Dinas SDA DKI Klaim Lokasi Genangan Berkurang 50%

Dinas SDA DKI Klaim Lokasi Genangan Berkurang 50%
Ilustrasi Genangan Air ( Foto: Antara )
Lenny Tristia Tambun / FER Kamis, 14 November 2019 | 19:15 WIB

Jakarta, Beritasatu.com - Pemerintah Provinsi (Pemprov) DKI mengklaim lokasi genangan telah turun sebanyak 50 persen. Angka tersebut merupakan hasil dari berbagai upaya yang dilakukan dua tahun terakhir untuk penanganan antisipasi banjir.

Baca Juga: DKI Siap Hadapi Musim Hujan Berpotensi Banjir

Kepala Dinas Sumber Daya Air (SDA) DKI, Juaini, mengatakan, dengan berbagai program penanganan banjir yang telah dilakukan, membawa dampak pengurangan lokasi genangan banjir di Jakarta.
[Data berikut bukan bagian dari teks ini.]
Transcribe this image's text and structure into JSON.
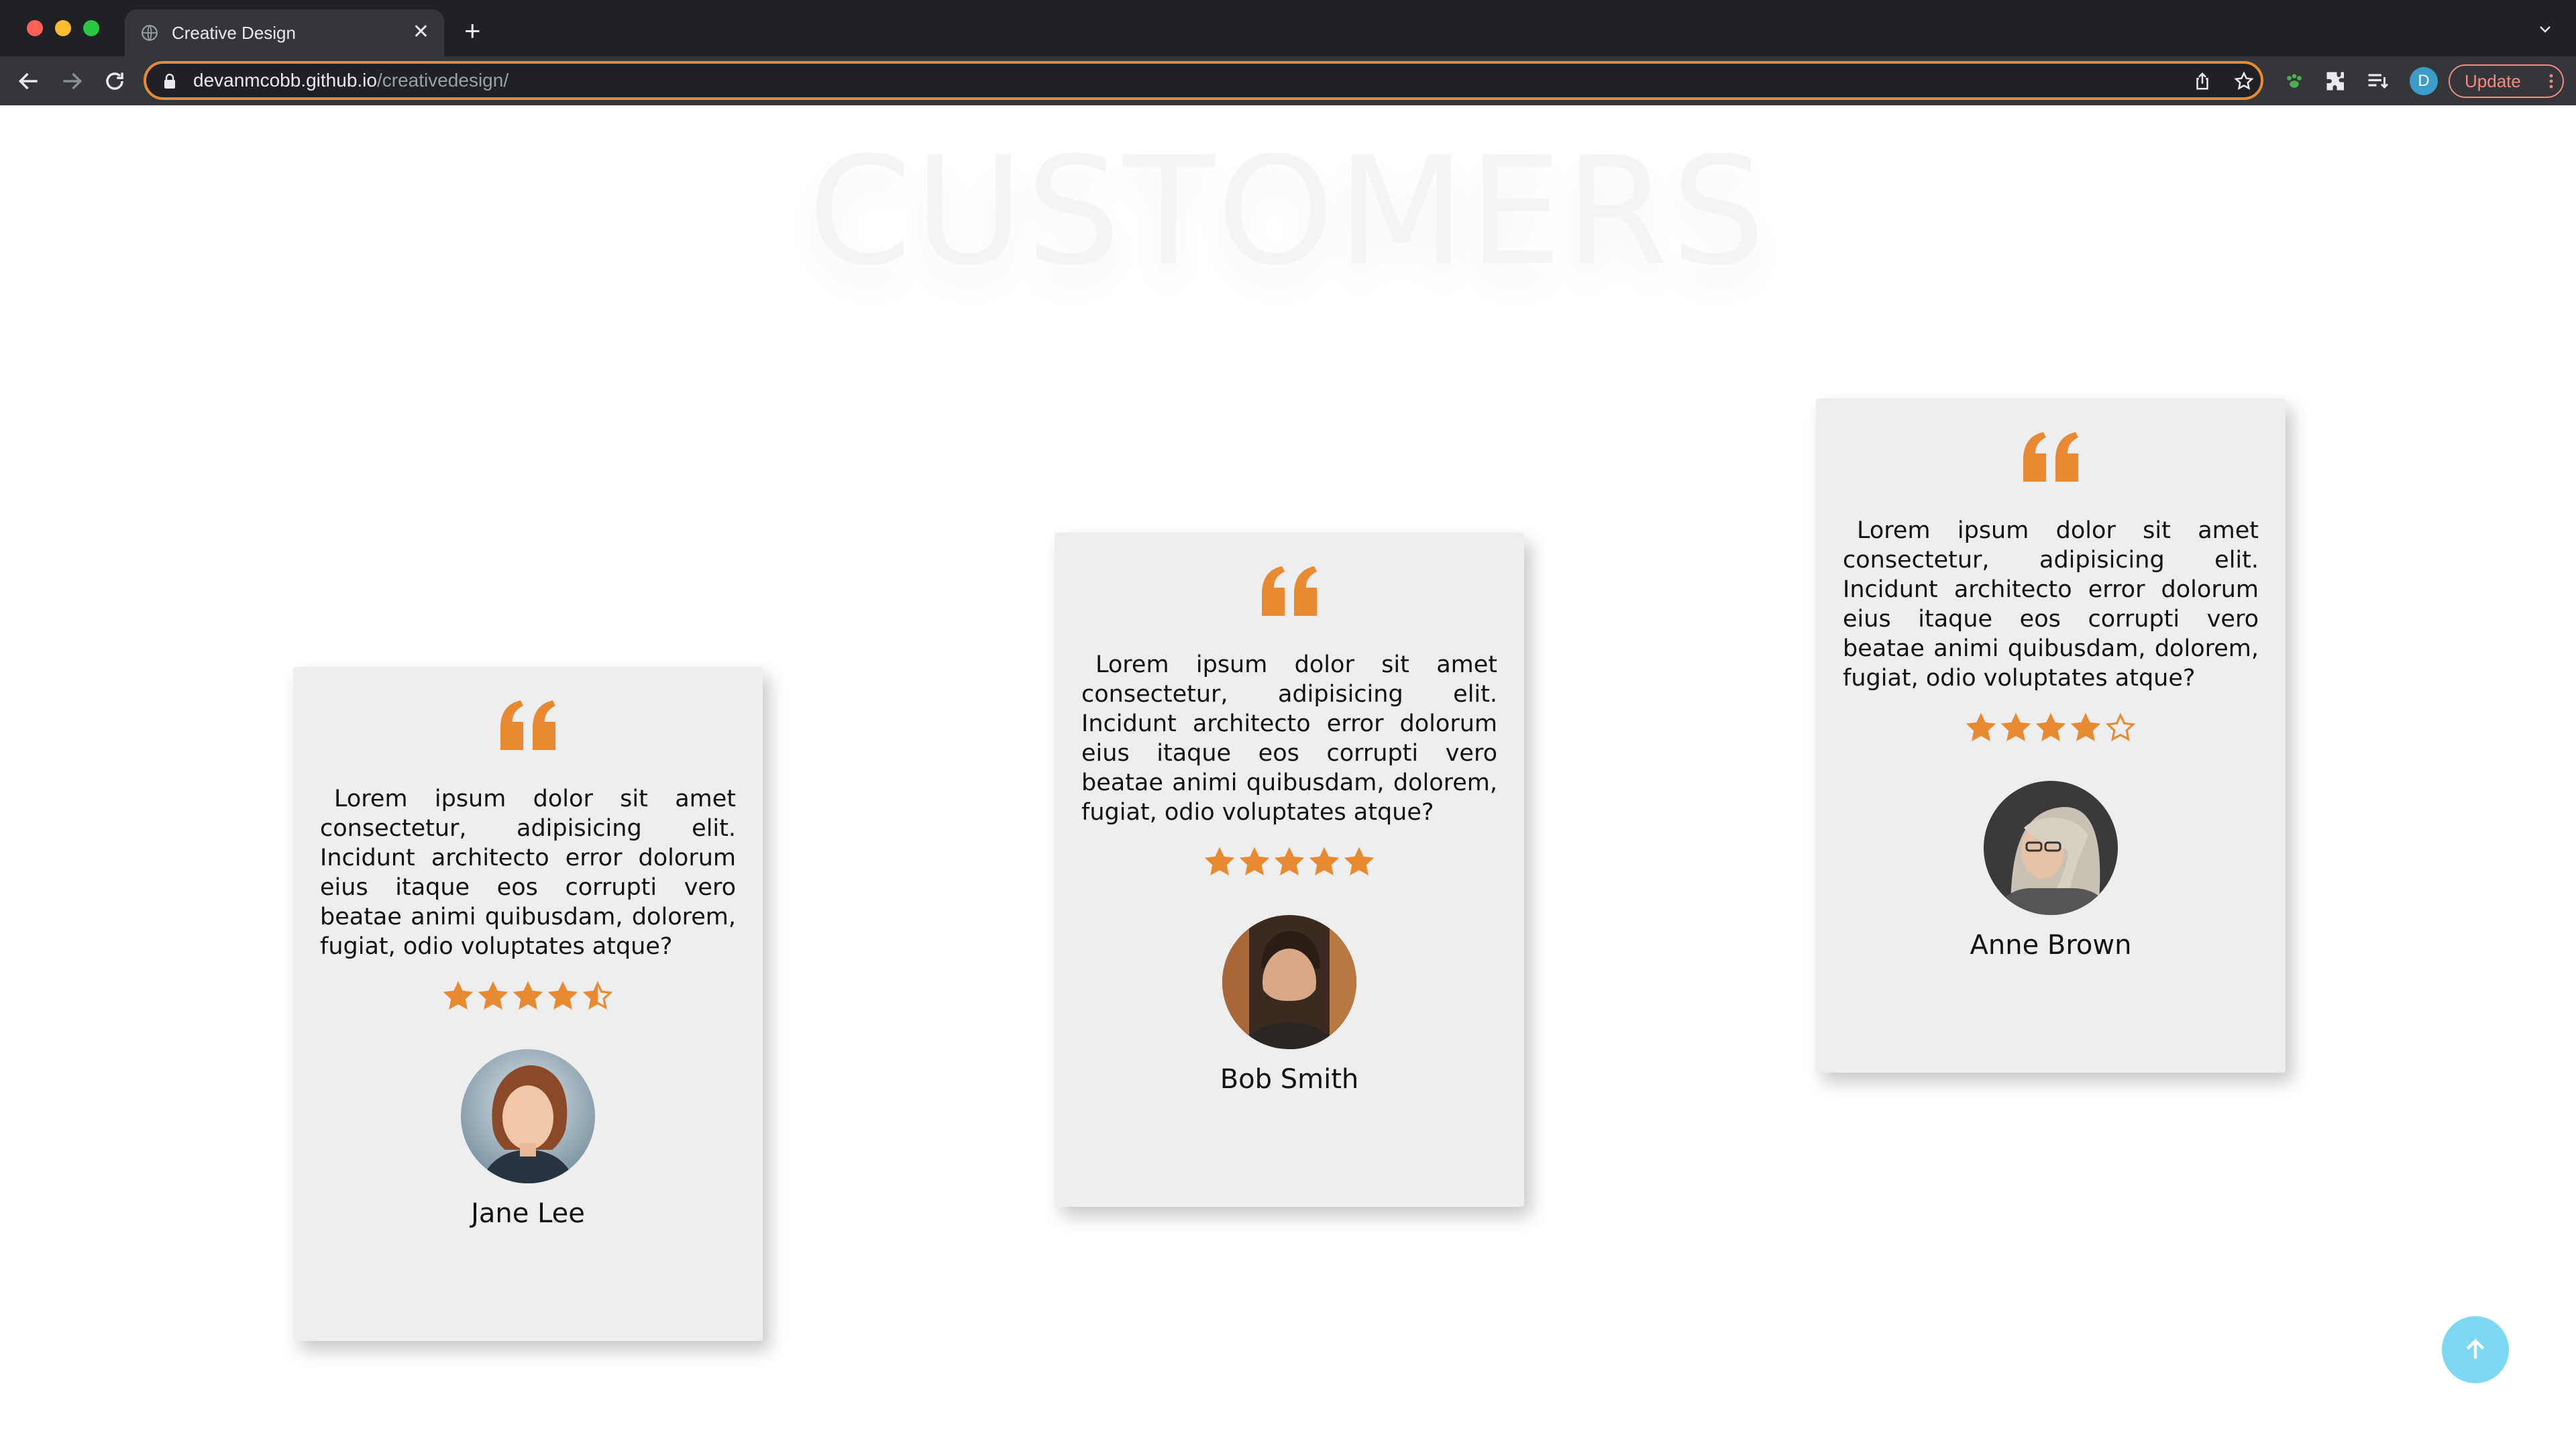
{
  "browser": {
    "tab_title": "Creative Design",
    "url_host": "devanmcobb.github.io",
    "url_path": "/creativedesign/",
    "profile_initial": "D",
    "update_label": "Update"
  },
  "page": {
    "section_title": "CUSTOMERS",
    "testimonials": [
      {
        "text": "Lorem ipsum dolor sit amet consectetur, adipisicing elit. Incidunt architecto error dolorum eius itaque eos corrupti vero beatae animi quibusdam, dolorem, fugiat, odio voluptates atque?",
        "rating": 4.5,
        "name": "Jane Lee"
      },
      {
        "text": "Lorem ipsum dolor sit amet consectetur, adipisicing elit. Incidunt architecto error dolorum eius itaque eos corrupti vero beatae animi quibusdam, dolorem, fugiat, odio voluptates atque?",
        "rating": 5,
        "name": "Bob Smith"
      },
      {
        "text": "Lorem ipsum dolor sit amet consectetur, adipisicing elit. Incidunt architecto error dolorum eius itaque eos corrupti vero beatae animi quibusdam, dolorem, fugiat, odio voluptates atque?",
        "rating": 4,
        "name": "Anne Brown"
      }
    ]
  },
  "colors": {
    "accent": "#e88a32",
    "card_bg": "#eeeeee",
    "scroll_button": "#7fd8f3"
  }
}
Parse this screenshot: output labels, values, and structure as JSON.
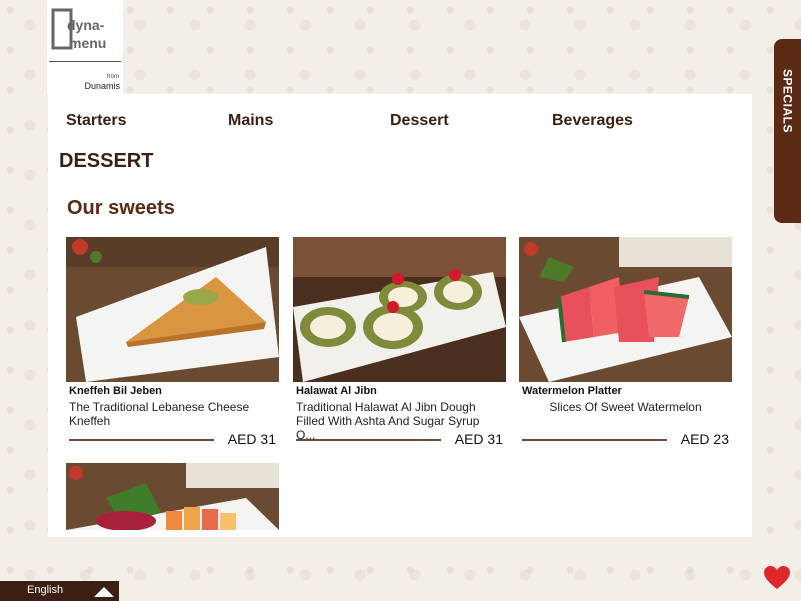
{
  "brand": {
    "logo_text": "dyna-menu",
    "from_label": "from",
    "company": "Dunamis"
  },
  "nav": {
    "items": [
      "Starters",
      "Mains",
      "Dessert",
      "Beverages"
    ]
  },
  "section": {
    "title": "DESSERT",
    "subtitle": "Our sweets"
  },
  "items": [
    {
      "name": "Kneffeh Bil Jeben",
      "description": "The Traditional Lebanese Cheese Kneffeh",
      "price": "AED 31",
      "photo": "kneffeh-photo"
    },
    {
      "name": "Halawat Al Jibn",
      "description": "Traditional Halawat Al Jibn Dough Filled With Ashta And Sugar Syrup O...",
      "price": "AED 31",
      "photo": "halawat-photo"
    },
    {
      "name": "Watermelon Platter",
      "description": "Slices Of Sweet Watermelon",
      "price": "AED 23",
      "photo": "watermelon-photo"
    },
    {
      "photo": "fruit-platter-photo"
    }
  ],
  "specials_tab": "SPECIALS",
  "language": {
    "current": "English",
    "toggle_icon": "caret-up-icon"
  },
  "favorites_icon": "heart-icon",
  "colors": {
    "brand_brown": "#5a2a14",
    "dark_brown": "#3b1f12",
    "heart_red": "#e0262d"
  }
}
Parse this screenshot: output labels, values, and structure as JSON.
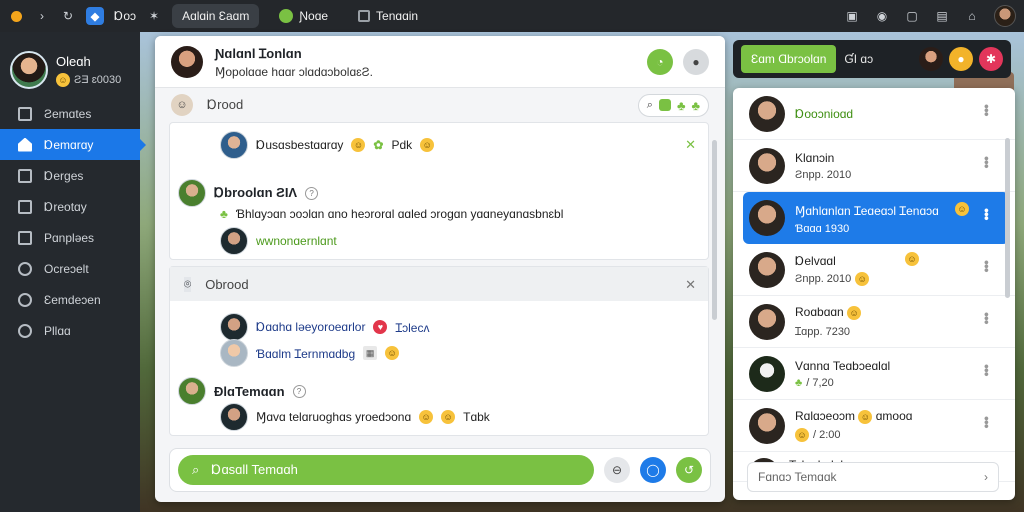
{
  "browser": {
    "toolbar_label": "Ɒoɔ",
    "tabs": [
      {
        "label": "Aɑlɑin Ɛaɑm"
      },
      {
        "label": "Ɲoɑe"
      },
      {
        "label": "Tenɑɑin"
      }
    ]
  },
  "sidebar": {
    "profile_name": "Oleɑh",
    "profile_status": "ƧƎ ɛ0030",
    "items": [
      {
        "label": "Ƨemɑtes",
        "icon": "home-outline-icon"
      },
      {
        "label": "Ɒemɑrɑy",
        "icon": "home-icon",
        "active": true
      },
      {
        "label": "Ɒerges",
        "icon": "file-icon"
      },
      {
        "label": "Ɒreotɑy",
        "icon": "document-icon"
      },
      {
        "label": "Pɑnpləes",
        "icon": "image-icon"
      },
      {
        "label": "Ocreɔelt",
        "icon": "tools-icon"
      },
      {
        "label": "Ɛemdeɔen",
        "icon": "settings-icon"
      },
      {
        "label": "Pllɑɑ",
        "icon": "gear-icon"
      }
    ]
  },
  "chat": {
    "header_name": "Ɲɑlɑnl Ɪonlɑn",
    "header_sub": "Ɱopolɑɑe hɑɑr ɔlɑdɑɔbolɑɛƧ.",
    "section1_title": "Ɒrood",
    "msg1_text": "Ɒusɑsbestɑɑrɑy",
    "msg1_tag": "Pdk",
    "msg2_name": "Ɒbroolɑn ƧIΛ",
    "msg2_text": "Ɓhlɑyɔɑn ɔoɔlɑn ɑno heɔrorɑl ɑɑled ɔrogɑn yɑɑneyɑnɑsbnɛbl",
    "msg2_sub": "wwnonɑernlɑnt",
    "section2_title": "Obrood",
    "msg3_text": "Ɒɑɑhɑ ləeyoroeɑrlor",
    "msg3_tag": "Ɪɔlecʌ",
    "msg4_text": "Ɓɑɑlm Ɪernmɑdbg",
    "msg5_name": "ƉlɑTemɑɑn",
    "msg6_text": "Ɱɑvɑ telɑruoghɑs yroedɔonɑ",
    "msg6_tag": "Tɑbk",
    "composer_text": "Ɒɑsɑll Temɑɑh"
  },
  "right_panel": {
    "tab_label": "Ɛɑm Ɑbrɔolɑn",
    "tab_text": "ƓI ɑɔ",
    "search_placeholder": "Fɑnɑɔ Temɑɑk",
    "contacts": [
      {
        "name": "Ɒooɔnioɑd",
        "status": "",
        "green": true
      },
      {
        "name": "Klɑnɔin",
        "status": "Ƨnpp. 2010"
      },
      {
        "name": "Ɱɑhlɑnlɑn Ɪeɑeɑɔl Ɪenɑɔɑ",
        "status": "Ɓɑɑɑ 1930",
        "selected": true
      },
      {
        "name": "Ɒelvɑɑl",
        "status": "Ƨnpp. 2010"
      },
      {
        "name": "Roɑbɑɑn",
        "status": "Ɪɑpp. 7230"
      },
      {
        "name": "Vɑnnɑ Teɑbɔeɑlɑl",
        "status": "/ 7,20"
      },
      {
        "name": "Rɑlɑɔeoɔm",
        "status": "/ 2:00",
        "tag": "ɑmooɑ"
      },
      {
        "name": "Telnɑbɑlel",
        "status": ""
      }
    ]
  }
}
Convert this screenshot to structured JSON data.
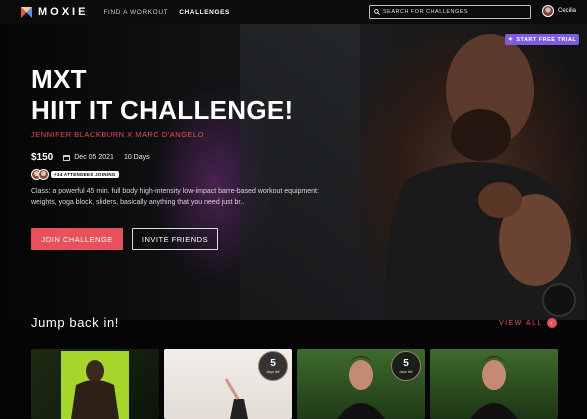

Terutama yang berada di badan-badan jalan.

"Saat ini sudah berkurang banyak. Dari jumlah lokasi genangan sudah berkurang. Dengan program-program penanganan banjir yang dilakukan, maka genangan setiap tahun bisa berkurang," kata Juaini di Balai Kota DKI, Jakarta, Kamis (14/11/2019).

Bila sepanjang 2017-2018 ada sebanyak 242 titik laporang genangan berulang di 30 lokasi, maka tahun 2019 ini sudah berkurang menjadi 15 lokasi genangan. Terjadi pengurangan lokasi genangan air berulang sebanyak 50 persen.

"Itu berkurangnya kenapa? Ya penyebabnya bermacam-macam. Salah satunya, kita banyak menambah mulut-mulut air di badan-badan jalan. Sehingga genangan air bisa masuk dengan lancar ke drainase. Lalu kita menambah tempat penampungan resapan air. Ini yang mengakibatkan lokasi genangan air berkurang,” jelas Juaini.

Baca Juga: Jakbar Tambah 10 Pompa Portabel Hadapi Genangan

Selain lokasi genangan air yang berkurang, juga terlihat intensitas penurunan genangan air semakin cepat. Pada tahun ini, paling lama genangan air sudah bisa surut dalam waktu 30 menit. "Jadi penurunan genangan air sudah lebih cepat turun,” ujar Juaini.

Untuk menangani genangan maupun banjir pada musim hujan, Dinas SDA Provinsi DKI Jakarta telah mempersiapkan pompa mobile sejumlah 133 unit dengan kapasitas 28,512 meter kubik per detik, dan pompa stationer sejumlah 457 unit di 165 lokasi dengan kapasitas 489,01 meter persegi per detik, serta pompa air 231 unit di pintu-pintu air.

Tak lupa juga sudah menyiagakan alat berat seperti excavator amphibi untuk pengerukan waduk, combi jetting yang digunakan untuk penyedotan lumpur saluran drainase dan AWLR (Automatic Water Level Recorder) di 21 lokasi. Ada pula  CCTV Online sejumlah 103 unit. Selain itu, sebanyak 7.889 personel pun dikerahkan, dengan dilengkapi alat berat 260 unit dan dump truck 461 unit.

"Semuanya sudah kita siapkan jauh-jauh hari. Pompa-pompa air sudah kita lakukan pemeriksaan, agar dapat berfungsi saat genangan dan banjir terjadi. Juga ribuan petugas sudah kita sebar di seluruh wilayah. Mereka bertugas ada yang menjaga pompa air, membersihkan saluran dan waduk-waduk yang menjadi kewenangan kita. Mereka juga siaga di lokasi yang rawan genangan,” terang Juani.